The story builds from one small event to another. Things climax during one long New Year's Eve night, as a dramatic event and the final admission of the secret definitively put an end to the Fields' "pretend normal" family life. The ending is left open, leaving the viewer to guess whether or not the characters will be able to start a new and more honest life and reconstruct family bonds.

==Production==

===Development===
Falling Angels was in development for seven years. Since reading Barbara Gowdy's novel in 1991, producer Robin Cass meant to put it to film but the rights to a film adaptation were already tied up and it took five years to acquire them. Lynne Stopkewich was signed as writer/director in 1997 and produced a first draft but she desisted in 2000 to work on other films after the financial issues had delayed the project, recommending Scott Smith as director. Esta Spalding was hired for scriptwriting. Budget was eventually secured in October 2002.

===Casting===
Hiring two-time Golden Globe winner Miranda Richardson for the role of the mother was crucial to secure the involvement of production companies. More than 1,000 women were auditioned for the key roles of the sisters before settling on Katharine Isabelle, Kristin Adams and Monté Gagné. Callum Keith Rennie signed on to play the father in October 2002, one month before filming started.

===Filming===
While the story takes place in Ontario, Falling Angels was shot on location mostly in Saskatchewan. Principal filming lasted from 19 November 2002 to 17 December 2002, with the final scene shot at the edge of Niagara Falls in February 2003.

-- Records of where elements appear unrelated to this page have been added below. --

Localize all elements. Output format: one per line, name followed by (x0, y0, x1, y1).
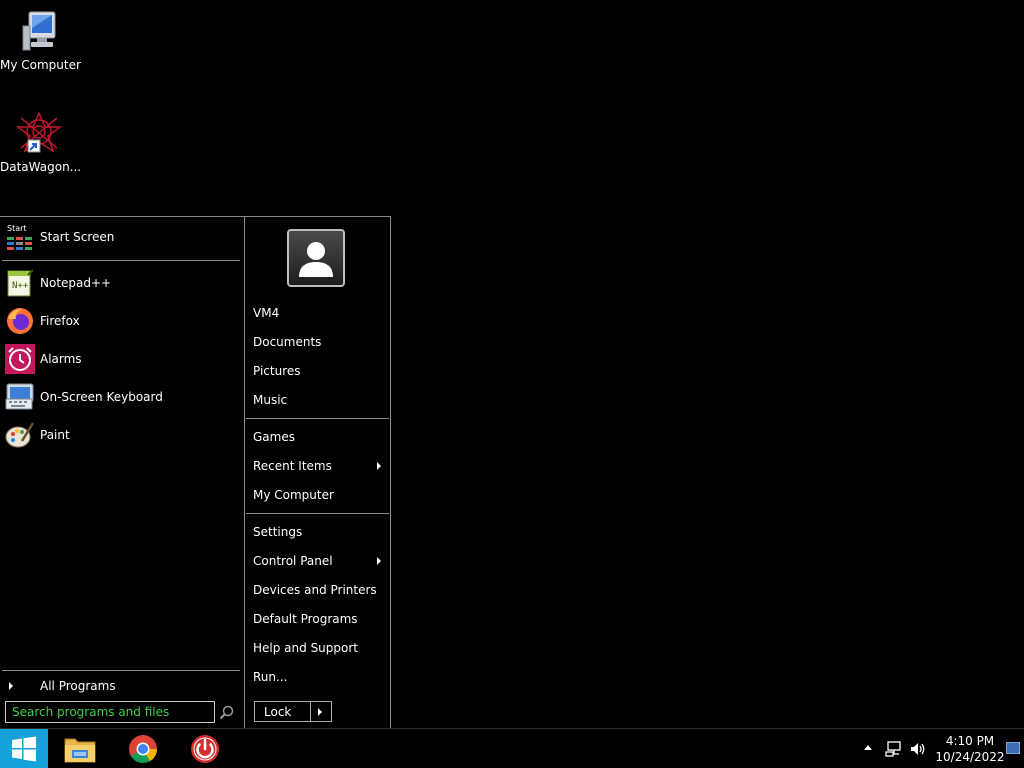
notepadpp-icon: N++ (7, 269, 34, 297)
all-programs-item[interactable]: All Programs (2, 676, 240, 696)
expand-arrow-icon (9, 682, 13, 690)
program-item-notepadpp[interactable]: N++ Notepad++ (2, 265, 240, 301)
taskbar: 4:10 PM 10/24/2022 (0, 728, 1024, 768)
desktop-icon-datawagon[interactable]: DataWagon... (0, 110, 82, 174)
search-input[interactable] (5, 701, 215, 723)
my-computer-item[interactable]: My Computer (247, 482, 387, 508)
keyboard-icon (5, 383, 34, 410)
lock-button[interactable]: Lock (254, 701, 311, 722)
system-clock[interactable]: 4:10 PM 10/24/2022 (934, 733, 1006, 765)
recent-items-item[interactable]: Recent Items (247, 453, 387, 479)
user-icon (299, 242, 333, 277)
clock-time: 4:10 PM (945, 734, 995, 748)
music-item[interactable]: Music (247, 387, 387, 413)
program-label: Alarms (40, 352, 82, 366)
start-menu-programs-pane: Start Start Screen N++ Notepad++ Firefox… (0, 217, 243, 728)
settings-item[interactable]: Settings (247, 519, 387, 545)
volume-icon[interactable] (909, 740, 927, 758)
default-programs-item[interactable]: Default Programs (247, 606, 387, 632)
place-label: Run... (253, 670, 288, 684)
show-hidden-icons-button[interactable] (864, 745, 872, 750)
start-screen-label: Start Screen (40, 230, 115, 244)
power-options-arrow-button[interactable] (311, 701, 332, 722)
start-screen-item[interactable]: Start Start Screen (2, 219, 240, 255)
help-support-item[interactable]: Help and Support (247, 635, 387, 661)
start-screen-badge: Start (7, 224, 27, 233)
paint-palette-icon (5, 422, 35, 448)
place-label: Games (253, 430, 295, 444)
place-label: Pictures (253, 364, 301, 378)
show-desktop-button[interactable] (1006, 742, 1020, 754)
place-label: Music (253, 393, 288, 407)
desktop-icon-label: DataWagon... (0, 160, 82, 174)
place-label: Devices and Printers (253, 583, 377, 597)
place-label: Default Programs (253, 612, 358, 626)
place-label: Help and Support (253, 641, 358, 655)
program-label: Paint (40, 428, 70, 442)
submenu-arrow-icon (377, 557, 381, 565)
program-item-firefox[interactable]: Firefox (2, 303, 240, 339)
program-label: Firefox (40, 314, 80, 328)
svg-text:N++: N++ (12, 281, 29, 291)
run-item[interactable]: Run... (247, 664, 387, 690)
windows-logo-icon (12, 736, 36, 762)
power-app-icon[interactable] (187, 733, 223, 765)
pictures-item[interactable]: Pictures (247, 358, 387, 384)
program-label: On-Screen Keyboard (40, 390, 163, 404)
separator (2, 670, 240, 671)
start-screen-icon: Start (7, 224, 32, 250)
program-label: Notepad++ (40, 276, 112, 290)
separator (2, 260, 240, 261)
place-label: Documents (253, 335, 322, 349)
submenu-arrow-icon (377, 462, 381, 470)
firefox-icon (7, 308, 33, 334)
start-menu: Start Start Screen N++ Notepad++ Firefox… (0, 216, 391, 728)
network-icon[interactable] (885, 740, 903, 758)
datawagon-icon (15, 111, 63, 153)
documents-item[interactable]: Documents (247, 329, 387, 355)
user-name-label: VM4 (253, 306, 280, 320)
file-explorer-icon[interactable] (62, 733, 98, 765)
devices-printers-item[interactable]: Devices and Printers (247, 577, 387, 603)
program-item-alarms[interactable]: Alarms (2, 341, 240, 377)
separator (246, 418, 389, 419)
desktop-icon-my-computer[interactable]: My Computer (0, 8, 81, 72)
place-label: Recent Items (253, 459, 332, 473)
all-programs-label: All Programs (40, 679, 116, 693)
user-avatar[interactable] (287, 229, 345, 287)
place-label: Control Panel (253, 554, 333, 568)
start-menu-places-pane: VM4 Documents Pictures Music Games Recen… (244, 217, 390, 728)
user-folder-item[interactable]: VM4 (247, 300, 387, 326)
separator (246, 513, 389, 514)
start-button[interactable] (0, 729, 48, 768)
place-label: Settings (253, 525, 303, 539)
computer-icon (22, 11, 56, 51)
control-panel-item[interactable]: Control Panel (247, 548, 387, 574)
desktop-icon-label: My Computer (0, 58, 81, 72)
chrome-icon[interactable] (125, 733, 161, 765)
program-item-paint[interactable]: Paint (2, 417, 240, 453)
games-item[interactable]: Games (247, 424, 387, 450)
program-item-on-screen-keyboard[interactable]: On-Screen Keyboard (2, 379, 240, 415)
place-label: My Computer (253, 488, 334, 502)
search-icon[interactable] (219, 704, 235, 720)
alarm-clock-icon (5, 344, 35, 374)
clock-date: 10/24/2022 (935, 750, 1005, 764)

Falling Angels was the first feature film to utilize the Canada Saskatchewan Production Studios in Regina.

Director of photography Gregory Middleton reported that the short shooting schedule was challenging, as was the one-day shooting in Niagara Falls in winter weather and filming in Moose Jaw with the Canadian Forces Snowbirds practising overhead.

===Design===
Middleton took inspiration from Barbara Gowdy's family photos to re-create the atmosphere of the late 1960s while "combining realism with a slightly bent reality to emphasize certain psychological aspects of the story."

==Awards==
Falling Angels premiered at the 2003 Toronto International Film Festival where it was named one of "Canada's Top Ten Films this year" by the Toronto Film Festival Group. It won the award for Best Ontario Film at Cinéfest Sudbury 2003.

Director Scott Smith won the Nanaimo inFEST Short Film and Awards Festival Silvie Award (2003) and was nominated for Outstanding Achievement in Direction by the Directors Guild of Canada (2004) while production designer and art director Rob Gray was nominated for Outstanding Achievement in Production Design.

The film received two Genie Awards at the 24th Genie Awards in 2004: Best Art Direction/Production Design (Rob Gray and Christina Kuhnigk) and Best Original Song (Ken Whiteley for the song "Tell Me"), and was nominated four times: Best Cinematography (Gregory Middleton), Best Overall Sound (Warren St. Onge, Steph Carrier and Lou Solakofski), Best Sound Editing (David McCallum, Steven Hammond, Ronayne Higginson, David Rose and Jane Tattersall) and Best Adapted Screenplay (Esta Spalding).

Callum Keith Rennie was nominated at the 2004 Leo Award for Best Male Lead Performance in a Feature Length Drama and at the 2003 Vancouver Film Critics Circle Award for Best Actor in a Canadian Film.